One scientist mentioned a mild headache. Another joked about poor sleep. None of them took it seriously.

Aerin didn't dismiss it either.

She reviewed internal camera logs next. The footage cut cleanly at midnight. No distortion. No static. Just absence.

Perfect absence.

She frowned.

Systems that failed rarely failed so cleanly.

She checked access permissions. Nothing flagged. No unauthorized credentials. No forced overrides.

Too clean.

When she finally approached Patrick again, he was standing near the Sol monitoring array, hands clasped behind his back, watching the streams of numbers scroll endlessly across multiple screens.

"Did any calibration log ever record unfamiliar data?" Aerin asked.

Patrick didn't turn immediately.

"No," he said. "That wouldn't be possible."

"Why?" she pressed.

"The Sol has been consistent for nearly three hundred years," Patrick replied. "Its output is stable beyond theoretical error margins. We monitor for fluctuations, but none have ever exceeded acceptable thresholds."

"So the system wouldn't know how to log something outside that range?" Aerin asked.

Patrick turned to face her. "There is nothing outside that range."

His certainty was absolute.

Aerin nodded slowly, filing the response away.

Cyros walked the calibration wing alone.

He didn't rush.

He ran his fingers lightly along the edge of a console, feeling the faint warmth beneath the surface.
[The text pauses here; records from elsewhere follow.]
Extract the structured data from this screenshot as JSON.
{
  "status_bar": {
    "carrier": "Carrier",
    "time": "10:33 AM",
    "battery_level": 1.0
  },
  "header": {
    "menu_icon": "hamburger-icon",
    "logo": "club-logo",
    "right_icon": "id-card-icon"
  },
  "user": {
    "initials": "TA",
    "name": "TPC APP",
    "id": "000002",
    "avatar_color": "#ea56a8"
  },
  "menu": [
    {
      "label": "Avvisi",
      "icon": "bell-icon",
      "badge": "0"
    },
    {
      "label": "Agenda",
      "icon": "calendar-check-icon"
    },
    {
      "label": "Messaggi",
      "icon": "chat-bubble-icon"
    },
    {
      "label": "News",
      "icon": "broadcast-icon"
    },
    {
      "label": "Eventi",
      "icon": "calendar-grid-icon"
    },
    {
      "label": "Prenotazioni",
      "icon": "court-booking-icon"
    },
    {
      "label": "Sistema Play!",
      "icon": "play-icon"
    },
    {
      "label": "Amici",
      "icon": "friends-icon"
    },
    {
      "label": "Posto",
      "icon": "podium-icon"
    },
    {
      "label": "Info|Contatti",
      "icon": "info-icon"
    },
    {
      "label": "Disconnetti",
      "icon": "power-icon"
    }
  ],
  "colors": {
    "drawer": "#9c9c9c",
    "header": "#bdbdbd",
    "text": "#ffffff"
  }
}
Screens reflected the Sol's image in fragments, broken into data and graphs and numbers that tried to explain something vast.

He contacted nearby labs first, speaking little, listening more. Each lab reported the same thing.

"No irregularities."

"No unusual logs."

"No outages beyond standard grid fluctuations."

He contacted local Patrol stations next. Reports were sparse. The outage had been logged, noted, categorized as a regional power failure with no civilian impact.

Nothing suspicious.

Cyros stood before the main Sol feed, watching the steady glow projected in real time. His chest felt tight, just slightly, like pressure before a storm that never came.

He turned back to Patrick.

"Has a calibration log ever attempted to record unfamiliar data?" Cyros asked quietly.

Patrick smiled faintly. "No," he said. "There's nothing unfamiliar to record."

Cyros nodded.

He didn't argue.

That evening, the team regrouped in the same small room.

"Let's discuss what we found." Aerin said.